As probably most are aware, the recent sightings of Bigfoot in Indonesia have caused many people to ask the question: Bigfoot… what are you doing in Indonesia?
Were we not good enough, Bigfoot? You were our American Icon, with the freedom to do as you please in the great outdoors without government interference, while still making bank on the side.
The answer is that Bigfoot is in search of new, foreign markets, taking much-needed jobs away from the U.S. workforce. After countless appearances in American movies and reality television, the prolific advertiser is focusing his gaze across seas—potentially removing vital sponsorship from Jack Link’s Beef Jerky and other products.
More importantly, Bigfoot contributes a significant amount of money to small towns in the form of tourism — all he has to do is throw some rocks at drunk campers in the woods, causing “shrines” to appear in town as restaurants and gas stations adopt his image as a patron on their walls, which he can then capitalize on revenue. And this is widespread with appearances all over America. As a result, groups like the Texas Bigfoot Research Conservancy can charge annual fees to those who want to seek Bigfoot. These groups conduct “expeditions” into the woods often having to buy expensive equipment in the process--one such being the Bigfoot Research Organization which takes tourists through a section of forest and “teaches” the basics of Bigfoot.

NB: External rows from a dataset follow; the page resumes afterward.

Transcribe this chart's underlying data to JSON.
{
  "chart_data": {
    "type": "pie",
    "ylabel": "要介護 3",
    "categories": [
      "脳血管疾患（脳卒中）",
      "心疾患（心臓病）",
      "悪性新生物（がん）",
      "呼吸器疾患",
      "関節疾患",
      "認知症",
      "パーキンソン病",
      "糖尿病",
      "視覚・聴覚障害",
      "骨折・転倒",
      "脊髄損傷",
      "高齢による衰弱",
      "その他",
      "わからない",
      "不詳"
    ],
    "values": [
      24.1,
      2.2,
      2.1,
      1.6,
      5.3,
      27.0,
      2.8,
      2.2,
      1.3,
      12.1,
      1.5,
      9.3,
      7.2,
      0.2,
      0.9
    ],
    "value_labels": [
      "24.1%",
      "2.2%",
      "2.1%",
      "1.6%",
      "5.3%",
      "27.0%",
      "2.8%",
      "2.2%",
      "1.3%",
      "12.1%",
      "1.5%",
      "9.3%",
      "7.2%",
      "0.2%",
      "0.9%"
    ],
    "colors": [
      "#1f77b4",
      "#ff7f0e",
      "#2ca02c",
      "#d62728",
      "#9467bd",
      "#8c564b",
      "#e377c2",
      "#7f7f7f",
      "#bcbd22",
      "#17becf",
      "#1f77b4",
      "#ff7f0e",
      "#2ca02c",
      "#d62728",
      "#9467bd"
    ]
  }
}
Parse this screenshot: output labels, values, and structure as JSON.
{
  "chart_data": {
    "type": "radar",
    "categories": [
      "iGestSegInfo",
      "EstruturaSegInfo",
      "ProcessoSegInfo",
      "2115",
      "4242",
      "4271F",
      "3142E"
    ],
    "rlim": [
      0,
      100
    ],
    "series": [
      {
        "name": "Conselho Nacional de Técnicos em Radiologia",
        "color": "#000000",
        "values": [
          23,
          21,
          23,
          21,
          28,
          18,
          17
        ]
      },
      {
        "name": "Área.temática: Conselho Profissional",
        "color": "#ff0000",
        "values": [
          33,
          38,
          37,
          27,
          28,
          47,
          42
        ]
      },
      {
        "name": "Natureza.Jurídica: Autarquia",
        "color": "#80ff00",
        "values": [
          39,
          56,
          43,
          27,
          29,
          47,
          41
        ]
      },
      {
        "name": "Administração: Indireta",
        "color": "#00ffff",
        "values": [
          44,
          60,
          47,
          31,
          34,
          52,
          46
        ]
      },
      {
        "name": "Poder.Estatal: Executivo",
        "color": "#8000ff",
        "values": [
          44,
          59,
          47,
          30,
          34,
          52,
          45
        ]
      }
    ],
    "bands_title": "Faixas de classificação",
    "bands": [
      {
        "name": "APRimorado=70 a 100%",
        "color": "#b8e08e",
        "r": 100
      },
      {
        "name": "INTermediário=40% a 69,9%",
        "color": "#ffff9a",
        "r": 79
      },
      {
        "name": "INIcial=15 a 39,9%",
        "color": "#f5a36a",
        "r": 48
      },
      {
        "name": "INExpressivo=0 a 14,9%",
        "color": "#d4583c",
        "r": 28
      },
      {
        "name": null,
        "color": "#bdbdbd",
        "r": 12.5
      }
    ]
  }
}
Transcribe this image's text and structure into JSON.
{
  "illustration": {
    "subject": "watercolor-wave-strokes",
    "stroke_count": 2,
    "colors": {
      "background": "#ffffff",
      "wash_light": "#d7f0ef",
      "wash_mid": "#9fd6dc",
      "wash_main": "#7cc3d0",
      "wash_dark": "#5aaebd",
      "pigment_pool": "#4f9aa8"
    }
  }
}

All manner of Bigfoot related products are funneled out of gift shops — from T-shirts to mugs and cement footprints. Towns like Willow Creek, California market themselves as “the Bigfoot capital of the world,” where there are museums, public celebrations, hotels, and statues built around the legend. Its social structure is permeated with oral propagation of brief but quasi-religious life-changing encounters with Bigfoot in the woods (On that one fateful day I was alone in the forest and heard a strange noise which came from the tallest, hairiest looking fellow…). Researcher John Napier has made remarks along these lines, saying: “Bigfoot in some quarters of North America has become Big Business, a commodity to be exploited to the full," giving legitimacy to any “stories” that spread and embed Bigfoot's image into American culture due to the ease that it can be sold to its audience.
Bigfoot was always “among us” in some way. The belief that he may be “out there” adds a certain brand to the way Bigfoot markets himself as a fleeting, untouchable figure, but yet one that is so universally approachable. Bigfoot’s corporate move leaves behind not only his purported children,
But the icon we can reliably cling to when something goes bump in the wilderness at night — that we can use to quantify something we can’t explain in nature as something looking similar to us and the fear goes away.